The approach to scheduling usually varies according to the purpose of the computer system – sometimes referred to as a “processing mode”.
Periodically, the scheduler has to select the next process to run. Time-slicing with a simple round-robin algorithm would give an equal share of processor time to all processes which are not blocked. This can be too simplistic to be useful. It is often useful to be able to assign priority to processes so that some are favoured over others.
Definition: Process Priority
Process Priority is a value set by the user or OS based on the type of the process reflecting its urgency or importance.
A process’ priority may be set by the user (or the system) in various ways. It may be constant or calculated dynamically.
Priority can be applied in different ways too. In a real-time system it probably dictates that the highest priority ‘ready’ process runs whilst it can.
In an interactive system, this approach could prevent lower priority processes proceeding at all, so the strategy may be different.
Definition: Priority Inversion
A “priority inversion” is a circumstance where a high priority task is prevented from running by a lower priority task.
There are following possible scenarios for this to happen:
A low priority task acquires a mutex.
A high priority task pre-empts, tries for the same mutex and blocks.
Before the low priority task can release the mutex a medium priority task occupies the processor.
The high priority task is suspended until the low priority task frees the mutex. Normally this would happen quickly but the low priority task isn’t allowed the chance. The medium priority task – which would normally be pre-empted – hogs the urgently needed resource.
3.1 Interactive processing
This will be a familiar mode where the user constantly interacts with the computer which, nevertheless, occasionally has some time-consuming tasks.
Scheduling is arranged to give reasonable responsiveness to various jobs as the user changes focus.
In interactive systems a common approach is “round robin” scheduling. This is an attempt to give all processes equal ‘turns’ by taking the next process from the front of a FIFO queue whilst appending a de-scheduled process to the back.
This is most obviously applicable when time-slicing, (or cooperative ‘yielding’) when a running process is de-scheduled without being blocked.
The scheduler needs to try to be ‘fair’ to avoid starving any process of a share of processor time, although the details might be influenced by the process’ priority.
3.2 Real-time processing
Real-time computing requires a guaranteed response with a certain, maximum latency. Contrary to some opinions, this does not make it fast: in fact it is essential that the processor is regularly becoming idle because if it is not it means it hasn’t completed everything it needed to do in time.
Real-time schedulers typically rely heavily on priority, with some processes being identified as more urgent than others (i.e. low latency is required); these will typically be run in preference to lower priority (but still time-constrained) jobs.
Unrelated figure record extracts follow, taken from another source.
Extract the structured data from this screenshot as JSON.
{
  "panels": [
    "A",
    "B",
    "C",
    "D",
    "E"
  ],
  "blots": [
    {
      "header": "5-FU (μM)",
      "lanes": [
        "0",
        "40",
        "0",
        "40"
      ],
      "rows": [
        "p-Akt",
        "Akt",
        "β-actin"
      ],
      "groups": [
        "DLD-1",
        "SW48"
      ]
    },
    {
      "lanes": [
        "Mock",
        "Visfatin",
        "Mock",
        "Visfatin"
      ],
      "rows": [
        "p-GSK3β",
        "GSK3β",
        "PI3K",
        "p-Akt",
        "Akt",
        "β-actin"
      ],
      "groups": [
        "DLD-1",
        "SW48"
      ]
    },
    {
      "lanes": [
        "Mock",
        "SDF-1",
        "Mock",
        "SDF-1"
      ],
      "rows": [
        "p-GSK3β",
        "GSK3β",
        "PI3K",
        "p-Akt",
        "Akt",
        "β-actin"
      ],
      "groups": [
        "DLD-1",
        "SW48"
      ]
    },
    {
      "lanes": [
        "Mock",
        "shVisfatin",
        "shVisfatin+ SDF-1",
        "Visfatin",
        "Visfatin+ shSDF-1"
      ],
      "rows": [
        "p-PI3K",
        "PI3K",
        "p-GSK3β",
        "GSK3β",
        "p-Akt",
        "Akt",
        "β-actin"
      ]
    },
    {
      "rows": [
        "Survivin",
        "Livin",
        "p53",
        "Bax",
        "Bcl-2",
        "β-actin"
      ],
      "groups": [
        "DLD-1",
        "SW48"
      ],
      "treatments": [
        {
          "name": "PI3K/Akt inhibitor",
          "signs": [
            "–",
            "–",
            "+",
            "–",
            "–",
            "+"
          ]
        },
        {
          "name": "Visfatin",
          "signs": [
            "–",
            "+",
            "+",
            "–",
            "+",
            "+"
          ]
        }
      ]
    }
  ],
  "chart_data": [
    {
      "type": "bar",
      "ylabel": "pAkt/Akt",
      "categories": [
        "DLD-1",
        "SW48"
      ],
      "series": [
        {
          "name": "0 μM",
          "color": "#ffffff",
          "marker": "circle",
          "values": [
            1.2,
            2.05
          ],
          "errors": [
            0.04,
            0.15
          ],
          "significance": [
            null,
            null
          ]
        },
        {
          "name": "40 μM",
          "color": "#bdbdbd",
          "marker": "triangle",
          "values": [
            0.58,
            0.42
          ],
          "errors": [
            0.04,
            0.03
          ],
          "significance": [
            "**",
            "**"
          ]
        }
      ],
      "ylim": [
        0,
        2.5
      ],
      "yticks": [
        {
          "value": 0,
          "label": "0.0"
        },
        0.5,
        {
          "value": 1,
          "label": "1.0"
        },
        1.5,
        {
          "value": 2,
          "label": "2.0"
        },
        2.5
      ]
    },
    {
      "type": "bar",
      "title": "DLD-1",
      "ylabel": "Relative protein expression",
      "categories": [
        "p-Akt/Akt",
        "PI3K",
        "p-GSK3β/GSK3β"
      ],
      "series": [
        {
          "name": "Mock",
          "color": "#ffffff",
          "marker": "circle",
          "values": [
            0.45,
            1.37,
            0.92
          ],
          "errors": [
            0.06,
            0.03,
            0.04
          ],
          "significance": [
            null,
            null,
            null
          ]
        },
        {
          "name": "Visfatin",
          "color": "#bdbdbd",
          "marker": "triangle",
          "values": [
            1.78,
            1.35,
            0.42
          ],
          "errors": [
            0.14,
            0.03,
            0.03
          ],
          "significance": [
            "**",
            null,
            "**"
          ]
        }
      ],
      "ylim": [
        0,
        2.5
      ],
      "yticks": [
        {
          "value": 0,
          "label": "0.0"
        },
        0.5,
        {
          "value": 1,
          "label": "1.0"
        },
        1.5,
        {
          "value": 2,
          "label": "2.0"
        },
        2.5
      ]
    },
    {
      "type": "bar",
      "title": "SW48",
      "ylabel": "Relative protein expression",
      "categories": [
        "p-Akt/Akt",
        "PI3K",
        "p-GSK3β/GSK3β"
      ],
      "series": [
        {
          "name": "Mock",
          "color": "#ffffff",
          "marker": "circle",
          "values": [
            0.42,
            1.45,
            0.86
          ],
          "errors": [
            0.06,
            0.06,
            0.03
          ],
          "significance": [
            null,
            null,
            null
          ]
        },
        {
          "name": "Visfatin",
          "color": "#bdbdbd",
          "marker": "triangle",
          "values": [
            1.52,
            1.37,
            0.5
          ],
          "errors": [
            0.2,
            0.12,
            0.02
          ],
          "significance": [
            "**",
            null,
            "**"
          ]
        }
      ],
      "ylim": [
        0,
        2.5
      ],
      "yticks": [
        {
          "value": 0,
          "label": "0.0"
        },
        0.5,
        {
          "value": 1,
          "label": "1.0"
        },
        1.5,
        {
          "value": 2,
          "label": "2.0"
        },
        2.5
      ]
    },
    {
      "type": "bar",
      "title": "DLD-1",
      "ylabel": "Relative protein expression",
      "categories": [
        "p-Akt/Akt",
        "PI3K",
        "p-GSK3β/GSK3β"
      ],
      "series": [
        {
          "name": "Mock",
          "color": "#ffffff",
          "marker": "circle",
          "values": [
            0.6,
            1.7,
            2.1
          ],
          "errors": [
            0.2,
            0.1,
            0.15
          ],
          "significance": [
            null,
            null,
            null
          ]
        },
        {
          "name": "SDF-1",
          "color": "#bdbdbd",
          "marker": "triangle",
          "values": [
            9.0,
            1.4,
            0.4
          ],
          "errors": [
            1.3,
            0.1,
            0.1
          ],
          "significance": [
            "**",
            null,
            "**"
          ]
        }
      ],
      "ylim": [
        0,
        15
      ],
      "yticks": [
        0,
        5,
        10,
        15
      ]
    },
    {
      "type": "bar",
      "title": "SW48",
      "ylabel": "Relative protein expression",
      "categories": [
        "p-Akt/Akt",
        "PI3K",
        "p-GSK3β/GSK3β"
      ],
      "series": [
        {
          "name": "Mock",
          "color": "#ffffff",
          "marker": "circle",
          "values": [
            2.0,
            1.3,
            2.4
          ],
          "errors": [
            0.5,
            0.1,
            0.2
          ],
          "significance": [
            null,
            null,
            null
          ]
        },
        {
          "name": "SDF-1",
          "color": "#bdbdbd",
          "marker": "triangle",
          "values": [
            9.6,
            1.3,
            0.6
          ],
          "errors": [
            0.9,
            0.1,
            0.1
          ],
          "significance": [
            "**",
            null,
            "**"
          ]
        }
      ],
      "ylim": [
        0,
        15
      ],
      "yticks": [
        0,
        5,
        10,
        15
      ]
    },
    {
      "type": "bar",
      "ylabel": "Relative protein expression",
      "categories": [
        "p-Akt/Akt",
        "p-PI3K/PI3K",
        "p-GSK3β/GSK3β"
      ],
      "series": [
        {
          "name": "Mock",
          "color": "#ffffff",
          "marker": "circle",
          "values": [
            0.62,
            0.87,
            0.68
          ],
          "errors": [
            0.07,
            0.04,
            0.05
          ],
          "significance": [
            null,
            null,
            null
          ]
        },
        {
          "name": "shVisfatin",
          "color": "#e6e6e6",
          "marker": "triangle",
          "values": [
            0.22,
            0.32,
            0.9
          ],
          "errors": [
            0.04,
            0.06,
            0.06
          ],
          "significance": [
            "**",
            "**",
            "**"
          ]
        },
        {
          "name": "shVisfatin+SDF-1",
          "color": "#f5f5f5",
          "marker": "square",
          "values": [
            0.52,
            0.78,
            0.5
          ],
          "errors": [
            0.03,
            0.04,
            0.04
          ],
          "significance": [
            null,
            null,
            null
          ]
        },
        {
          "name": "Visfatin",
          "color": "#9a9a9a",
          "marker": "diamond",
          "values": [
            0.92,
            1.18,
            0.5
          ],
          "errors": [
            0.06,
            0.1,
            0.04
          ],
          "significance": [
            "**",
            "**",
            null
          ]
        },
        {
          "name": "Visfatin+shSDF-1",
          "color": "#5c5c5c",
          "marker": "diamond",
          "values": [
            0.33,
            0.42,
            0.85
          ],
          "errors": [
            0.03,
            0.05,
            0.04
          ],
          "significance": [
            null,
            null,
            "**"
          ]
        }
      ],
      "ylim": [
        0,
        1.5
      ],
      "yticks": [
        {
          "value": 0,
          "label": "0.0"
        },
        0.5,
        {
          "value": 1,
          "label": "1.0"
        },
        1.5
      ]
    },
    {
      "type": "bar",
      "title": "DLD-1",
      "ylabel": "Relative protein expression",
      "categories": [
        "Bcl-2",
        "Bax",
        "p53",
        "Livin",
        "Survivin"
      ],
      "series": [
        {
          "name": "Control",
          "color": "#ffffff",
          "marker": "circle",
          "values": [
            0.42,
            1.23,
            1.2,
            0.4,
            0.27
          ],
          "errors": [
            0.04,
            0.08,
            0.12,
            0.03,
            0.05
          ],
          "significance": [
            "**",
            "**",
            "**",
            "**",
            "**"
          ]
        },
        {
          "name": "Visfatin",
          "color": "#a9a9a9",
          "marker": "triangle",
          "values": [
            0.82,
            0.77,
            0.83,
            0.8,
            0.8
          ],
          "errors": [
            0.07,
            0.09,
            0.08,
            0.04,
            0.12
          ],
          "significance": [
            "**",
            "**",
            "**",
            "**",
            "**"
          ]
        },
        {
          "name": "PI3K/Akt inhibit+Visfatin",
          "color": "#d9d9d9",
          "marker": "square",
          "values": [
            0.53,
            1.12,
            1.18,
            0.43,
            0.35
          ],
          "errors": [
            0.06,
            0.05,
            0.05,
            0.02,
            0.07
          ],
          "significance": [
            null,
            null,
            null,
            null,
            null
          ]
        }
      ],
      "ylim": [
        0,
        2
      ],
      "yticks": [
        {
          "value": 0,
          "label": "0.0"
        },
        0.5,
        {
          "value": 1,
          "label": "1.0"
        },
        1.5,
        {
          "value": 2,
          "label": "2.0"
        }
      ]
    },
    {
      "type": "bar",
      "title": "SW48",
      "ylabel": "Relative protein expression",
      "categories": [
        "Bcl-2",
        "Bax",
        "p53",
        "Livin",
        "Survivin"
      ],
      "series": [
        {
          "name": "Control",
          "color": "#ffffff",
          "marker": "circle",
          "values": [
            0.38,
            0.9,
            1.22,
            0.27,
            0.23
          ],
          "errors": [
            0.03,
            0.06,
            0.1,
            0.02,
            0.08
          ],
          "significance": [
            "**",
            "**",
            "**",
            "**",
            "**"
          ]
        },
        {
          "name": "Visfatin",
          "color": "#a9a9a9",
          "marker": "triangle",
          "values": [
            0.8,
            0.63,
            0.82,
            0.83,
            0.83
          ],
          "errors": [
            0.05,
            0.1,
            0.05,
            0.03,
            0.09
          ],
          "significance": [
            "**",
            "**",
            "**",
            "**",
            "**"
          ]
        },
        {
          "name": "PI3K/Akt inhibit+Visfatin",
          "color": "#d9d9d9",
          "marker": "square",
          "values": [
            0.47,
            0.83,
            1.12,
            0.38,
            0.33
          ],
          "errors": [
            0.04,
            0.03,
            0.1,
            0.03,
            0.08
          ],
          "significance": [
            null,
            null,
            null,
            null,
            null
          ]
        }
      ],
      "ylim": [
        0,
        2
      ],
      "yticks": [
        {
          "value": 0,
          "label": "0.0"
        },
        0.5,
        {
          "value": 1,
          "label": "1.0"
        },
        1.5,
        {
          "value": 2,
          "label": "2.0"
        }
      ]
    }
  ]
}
Real-time tasks are sometimes (somewhat arbitrarily) divided between “hard” and “soft” constraints:
A hard real-time task is one where failure to meet a constraint leads to a system failure.
A soft real-time task could be summarised as one where undue delay leads to annoyance.
3.3 Batch processing
Batch scheduling picks a particular job and completes that before proceeding to the next. It is therefore not responsive to interactions but is efficient at processing. It is often appropriate for big data processing jobs.
A common approach in batch jobs is shortest job first. A simple analysis will show that this finishes more jobs, sooner.